Unfortunately, that entailed safety first football, holding onto possession for prolonged periods, getting bodies back and utilising basketball defensive screening and low blocks, probing and probing in attack until a gap opened up and then, cue the cavalry!

It was so successful that every major football county virtually adopts it nowadays but it does tend to drain the excitement from a game - is there any difference between any of the major teams nowadays?

The only time football breaks from its shell is when two evenly matched teams who also happen to believe they are innately better than their opponents come to face to face - the natural arrogance of the Dubs, the Kingdom and even Mayo mean you tend to get front foot attacking football, but even one of the game’s great entertainers in Galway have become disciples of safety first football.

Suggestions abound about what to do - some suggest no back pass once the ball crosses the half way line or, a la basketball, a 30 second limit to get your shot off and even team fouls that result in an automatic 13 metre free once a limit is exceeded?

How about reducing the number of consecutive handpasses or even banning the handpass altogether, kick-outs having to go beyond the 50 yard line, teams having to keep at least four players inside the opposition half at all times, or even reducing teams to 13 a side to open up more space.

On the face of it, all those are laudable goals but I wonder how hard they’d be to enforce? Imagine policing the 50 yard kick-out on a day when the wind is blowing right down the field in Pearse Stadium in Galway? Who is going to count how many players are in the other half of the pitch? And if there was a shot-clock in operation, the smart coach would frustrate the opposition down in their own half to hold up play? Or does the clock restart after every hold-up?

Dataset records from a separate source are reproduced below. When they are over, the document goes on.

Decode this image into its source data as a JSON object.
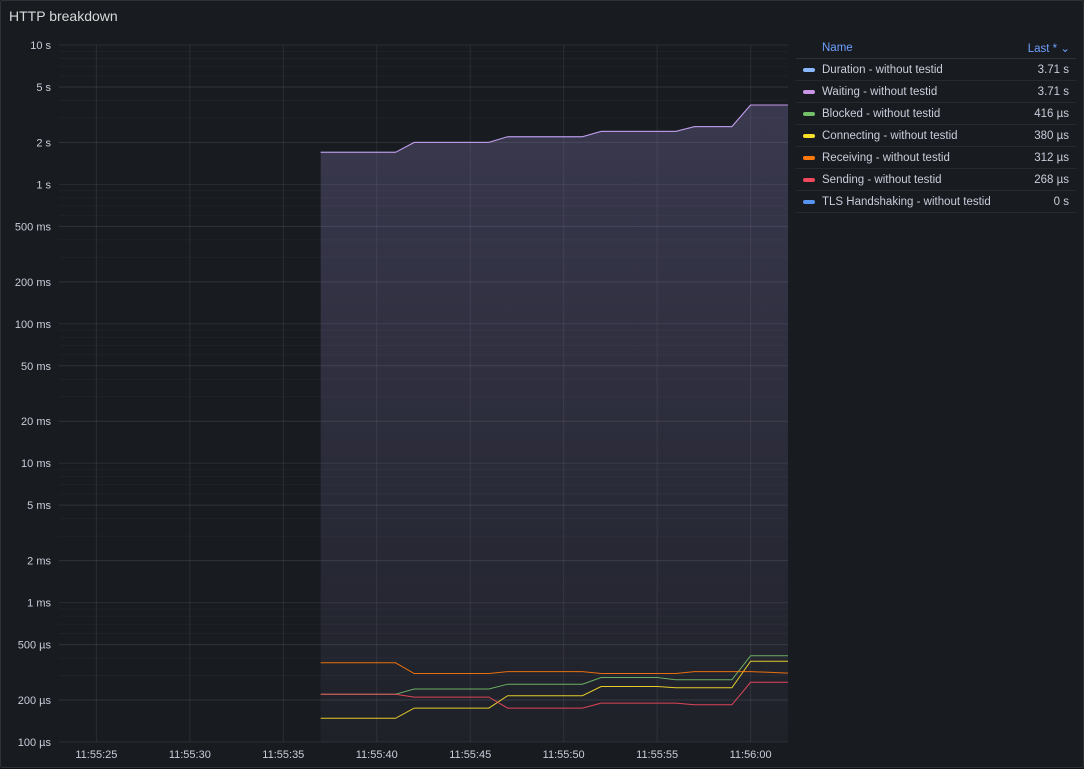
{
  "panel": {
    "title": "HTTP breakdown"
  },
  "legend": {
    "name_header": "Name",
    "last_header": "Last * ⌄",
    "items": [
      {
        "name": "Duration - without testid",
        "value": "3.71 s",
        "color": "#8ab8ff"
      },
      {
        "name": "Waiting - without testid",
        "value": "3.71 s",
        "color": "#ca95e5"
      },
      {
        "name": "Blocked - without testid",
        "value": "416 µs",
        "color": "#73bf69"
      },
      {
        "name": "Connecting - without testid",
        "value": "380 µs",
        "color": "#fade2a"
      },
      {
        "name": "Receiving - without testid",
        "value": "312 µs",
        "color": "#ff780a"
      },
      {
        "name": "Sending - without testid",
        "value": "268 µs",
        "color": "#f2495c"
      },
      {
        "name": "TLS Handshaking - without testid",
        "value": "0 s",
        "color": "#5794f2"
      }
    ]
  },
  "chart_data": {
    "type": "line",
    "title": "HTTP breakdown",
    "y_scale": "log",
    "y_unit": "seconds",
    "ylim": [
      0.0001,
      10
    ],
    "y_ticks": [
      {
        "v": 10,
        "label": "10 s"
      },
      {
        "v": 5,
        "label": "5 s"
      },
      {
        "v": 2,
        "label": "2 s"
      },
      {
        "v": 1,
        "label": "1 s"
      },
      {
        "v": 0.5,
        "label": "500 ms"
      },
      {
        "v": 0.2,
        "label": "200 ms"
      },
      {
        "v": 0.1,
        "label": "100 ms"
      },
      {
        "v": 0.05,
        "label": "50 ms"
      },
      {
        "v": 0.02,
        "label": "20 ms"
      },
      {
        "v": 0.01,
        "label": "10 ms"
      },
      {
        "v": 0.005,
        "label": "5 ms"
      },
      {
        "v": 0.002,
        "label": "2 ms"
      },
      {
        "v": 0.001,
        "label": "1 ms"
      },
      {
        "v": 0.0005,
        "label": "500 µs"
      },
      {
        "v": 0.0002,
        "label": "200 µs"
      },
      {
        "v": 0.0001,
        "label": "100 µs"
      }
    ],
    "x_ticks": [
      "11:55:25",
      "11:55:30",
      "11:55:35",
      "11:55:40",
      "11:55:45",
      "11:55:50",
      "11:55:55",
      "11:56:00"
    ],
    "xlim": [
      "11:55:23",
      "11:56:02"
    ],
    "grid": true,
    "legend_position": "right",
    "series": [
      {
        "name": "Duration - without testid",
        "color": "#8ab8ff",
        "fill": true,
        "points": [
          [
            "11:55:37",
            1.7
          ],
          [
            "11:55:41",
            1.7
          ],
          [
            "11:55:42",
            2.0
          ],
          [
            "11:55:46",
            2.0
          ],
          [
            "11:55:47",
            2.2
          ],
          [
            "11:55:51",
            2.2
          ],
          [
            "11:55:52",
            2.4
          ],
          [
            "11:55:56",
            2.4
          ],
          [
            "11:55:57",
            2.6
          ],
          [
            "11:55:59",
            2.6
          ],
          [
            "11:56:00",
            3.71
          ],
          [
            "11:56:02",
            3.71
          ]
        ]
      },
      {
        "name": "Waiting - without testid",
        "color": "#ca95e5",
        "fill": true,
        "points": [
          [
            "11:55:37",
            1.7
          ],
          [
            "11:55:41",
            1.7
          ],
          [
            "11:55:42",
            2.0
          ],
          [
            "11:55:46",
            2.0
          ],
          [
            "11:55:47",
            2.2
          ],
          [
            "11:55:51",
            2.2
          ],
          [
            "11:55:52",
            2.4
          ],
          [
            "11:55:56",
            2.4
          ],
          [
            "11:55:57",
            2.6
          ],
          [
            "11:55:59",
            2.6
          ],
          [
            "11:56:00",
            3.71
          ],
          [
            "11:56:02",
            3.71
          ]
        ]
      },
      {
        "name": "Blocked - without testid",
        "color": "#73bf69",
        "fill": false,
        "points": [
          [
            "11:55:37",
            0.00022
          ],
          [
            "11:55:41",
            0.00022
          ],
          [
            "11:55:42",
            0.00024
          ],
          [
            "11:55:46",
            0.00024
          ],
          [
            "11:55:47",
            0.00026
          ],
          [
            "11:55:51",
            0.00026
          ],
          [
            "11:55:52",
            0.00029
          ],
          [
            "11:55:55",
            0.00029
          ],
          [
            "11:55:56",
            0.00028
          ],
          [
            "11:55:59",
            0.00028
          ],
          [
            "11:56:00",
            0.000416
          ],
          [
            "11:56:02",
            0.000416
          ]
        ]
      },
      {
        "name": "Connecting - without testid",
        "color": "#fade2a",
        "fill": false,
        "points": [
          [
            "11:55:37",
            0.000148
          ],
          [
            "11:55:41",
            0.000148
          ],
          [
            "11:55:42",
            0.000175
          ],
          [
            "11:55:46",
            0.000175
          ],
          [
            "11:55:47",
            0.000215
          ],
          [
            "11:55:51",
            0.000215
          ],
          [
            "11:55:52",
            0.00025
          ],
          [
            "11:55:55",
            0.00025
          ],
          [
            "11:55:56",
            0.000245
          ],
          [
            "11:55:59",
            0.000245
          ],
          [
            "11:56:00",
            0.00038
          ],
          [
            "11:56:02",
            0.00038
          ]
        ]
      },
      {
        "name": "Receiving - without testid",
        "color": "#ff780a",
        "fill": false,
        "points": [
          [
            "11:55:37",
            0.00037
          ],
          [
            "11:55:41",
            0.00037
          ],
          [
            "11:55:42",
            0.00031
          ],
          [
            "11:55:46",
            0.00031
          ],
          [
            "11:55:47",
            0.00032
          ],
          [
            "11:55:51",
            0.00032
          ],
          [
            "11:55:52",
            0.00031
          ],
          [
            "11:55:56",
            0.00031
          ],
          [
            "11:55:57",
            0.00032
          ],
          [
            "11:56:00",
            0.00032
          ],
          [
            "11:56:02",
            0.000312
          ]
        ]
      },
      {
        "name": "Sending - without testid",
        "color": "#f2495c",
        "fill": false,
        "points": [
          [
            "11:55:37",
            0.00022
          ],
          [
            "11:55:41",
            0.00022
          ],
          [
            "11:55:42",
            0.00021
          ],
          [
            "11:55:46",
            0.00021
          ],
          [
            "11:55:47",
            0.000175
          ],
          [
            "11:55:51",
            0.000175
          ],
          [
            "11:55:52",
            0.00019
          ],
          [
            "11:55:56",
            0.00019
          ],
          [
            "11:55:57",
            0.000185
          ],
          [
            "11:55:59",
            0.000185
          ],
          [
            "11:56:00",
            0.000268
          ],
          [
            "11:56:02",
            0.000268
          ]
        ]
      },
      {
        "name": "TLS Handshaking - without testid",
        "color": "#5794f2",
        "fill": false,
        "points": []
      }
    ]
  }
}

We talk about the rules of the game and how hard they are to implement but how does an already overburdened referee apply these new suggestions? Does it only apply to inter-county senior level? What about juvenile football, what happens there?

Something has got to be done, certainly but as we’ve found over the years, once a rule is brought in, smart coaches and players will find ways to circumvent the new rule.
Just look at the attacking mark, brought in to encourage high fielding, nobody delivers a long ball in on top of the big full-forward.

But the law of unintended consequences means we’re more likely to see a scenario like when Scotstown’s Kieran Hughes fielded a ball in complete isolation over on the wing to tie their Ulster Semi-Final against Kilcoo.

There was nothing remotely attacking about the move, I doubt the ball advanced even five metres further up the field but it did travel 20 or 30 metres across the field so it was perfectly legal!

No matter what the purists say, Gaelic Football has never been at a higher level in terms of skills, fitness and competitiveness than it is now, it is just the game has morphed into a safety first philosophy that sucks the life out of the game, although if you lose a County Final thanks to an overly ambitious pass across the face of your own goal, I’d expect you're fine about that.

Soccer, rugby and Gaelic Football have all become far more technical and tactical than they were 25 years ago, players have never been better, fitter or faster, but until you can come up with a philosophy that rewards risk and ambition, coaches are always going to find their way around whatever new-fangled rules we might come up with to reinvent the wheel!